Feb 3, 2006: Yang Xie
A Bayesian approach to joint modeling of DNA-protein binding data, gene expression data and DNA sequence data
Accurate identification of the genes whose transcription is controlled by a specific regulator is a crucial step towards understanding gene regulation on a genome-wide scale and deciphering the principles of regulatory networks. Exploration of the structure and function of such networks is regarded as a fundamental problem for the coming decades. The genome-wide maps of transcriptional regulators (DNA-protein binding data), DNA sequence data and expression data obtained using whole-genome DNA microarrays represent complementary means to deciphering global and local transcriptional regulatory circuits. Combining these different types of data can not only improve the statistical power, but also provide a more comprehensive picture of gene regulation. In my work, I propose a joint model to combine DNA-protein binding data, gene expression data and DNA sequence data. I specify hierarchical Bayes models and use Markov chain Monte Carlo simulation to draw the inferences. Both the simulation studies and analysis of experimental data show that the proposed joint modeling method can significantly improve the specificity and sensitivity of identification of target genes as compared to conventional approaches relying on a single data source.
Jan 27, 2006: Guanghua Xiao
Hierarchical Bayesian model for gene expression and function annotation data.
A key question in cDNA microarray experiments is which genes are differentially expressed between two experimental conditions. Most statistical methods assume that genes' expression levels are independent with each other. Many studies have shown that a gene's expression level tends to be similar to the other genes within same functional group, and genes in the same functional group are likely to be differentially expressed together. We propose a hierarchical Bayesian model that jointly models gene expression data and gene function annotation data. Both simulation studies and an analysis of experimental data show that the proposed method outperforms the SAM statistic, which is widely used in detecting differentially expressed genes.

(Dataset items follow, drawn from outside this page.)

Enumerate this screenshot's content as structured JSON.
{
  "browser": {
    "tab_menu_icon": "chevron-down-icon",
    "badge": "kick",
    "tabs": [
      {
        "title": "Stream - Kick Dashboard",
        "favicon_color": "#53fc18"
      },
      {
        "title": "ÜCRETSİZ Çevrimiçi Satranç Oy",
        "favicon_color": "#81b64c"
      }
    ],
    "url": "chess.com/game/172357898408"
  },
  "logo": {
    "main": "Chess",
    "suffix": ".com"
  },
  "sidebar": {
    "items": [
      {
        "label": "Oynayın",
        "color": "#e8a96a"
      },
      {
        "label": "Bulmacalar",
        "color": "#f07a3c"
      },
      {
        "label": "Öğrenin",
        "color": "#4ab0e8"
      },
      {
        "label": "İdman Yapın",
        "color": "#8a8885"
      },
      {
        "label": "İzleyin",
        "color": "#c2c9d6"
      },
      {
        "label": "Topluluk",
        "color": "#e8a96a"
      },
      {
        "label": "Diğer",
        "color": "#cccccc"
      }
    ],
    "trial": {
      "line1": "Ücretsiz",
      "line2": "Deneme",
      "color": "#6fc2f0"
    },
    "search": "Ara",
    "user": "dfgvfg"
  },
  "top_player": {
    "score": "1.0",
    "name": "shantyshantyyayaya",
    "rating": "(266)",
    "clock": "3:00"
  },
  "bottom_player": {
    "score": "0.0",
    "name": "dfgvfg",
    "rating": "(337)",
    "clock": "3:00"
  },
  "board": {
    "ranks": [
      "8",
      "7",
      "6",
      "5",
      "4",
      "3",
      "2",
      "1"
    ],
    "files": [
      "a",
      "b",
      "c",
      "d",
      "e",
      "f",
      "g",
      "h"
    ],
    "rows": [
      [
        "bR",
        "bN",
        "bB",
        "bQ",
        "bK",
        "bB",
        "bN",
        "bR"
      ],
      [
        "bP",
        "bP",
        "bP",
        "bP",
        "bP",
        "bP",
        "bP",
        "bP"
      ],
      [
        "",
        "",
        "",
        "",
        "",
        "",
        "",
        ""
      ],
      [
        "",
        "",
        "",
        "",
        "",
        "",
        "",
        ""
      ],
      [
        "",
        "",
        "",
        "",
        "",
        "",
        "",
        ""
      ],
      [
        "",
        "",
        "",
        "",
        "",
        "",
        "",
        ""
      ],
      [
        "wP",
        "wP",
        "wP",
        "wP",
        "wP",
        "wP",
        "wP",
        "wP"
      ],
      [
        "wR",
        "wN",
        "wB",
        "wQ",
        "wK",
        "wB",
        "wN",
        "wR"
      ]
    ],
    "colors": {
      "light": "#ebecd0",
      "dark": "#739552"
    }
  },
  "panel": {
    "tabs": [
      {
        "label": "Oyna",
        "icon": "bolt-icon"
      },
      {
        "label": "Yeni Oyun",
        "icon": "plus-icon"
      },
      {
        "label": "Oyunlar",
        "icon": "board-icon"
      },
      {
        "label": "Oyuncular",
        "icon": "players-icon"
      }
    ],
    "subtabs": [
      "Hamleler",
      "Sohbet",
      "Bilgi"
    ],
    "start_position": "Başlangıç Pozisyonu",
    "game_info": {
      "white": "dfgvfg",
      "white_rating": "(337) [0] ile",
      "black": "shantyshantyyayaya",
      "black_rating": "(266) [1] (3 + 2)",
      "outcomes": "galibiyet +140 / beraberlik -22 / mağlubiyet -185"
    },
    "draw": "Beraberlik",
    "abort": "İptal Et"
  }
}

Jan 20, 2006: Cavan Reilly
Statistical Issues understanding mRNA decay
Understanding the mechanisms contributing to the regulation of gene expression is a fundamental goal of molecular biology. Such an understanding could form the basis for treating many disorders, such as cancer. Many mechanisms play a role in the regulation of gene expression. Here we discuss several statistical problems that stem from experiments aimed at understanding the role of mRNA decay in the regulation of gene expression. These problems range from the most basic, low level, analysis tasks to elucidating genetic networks involving many genes. In this talk we will focus on posing these questions, and discuss some preliminary findings that reflect the complexity of the genomics of mRNA regulation.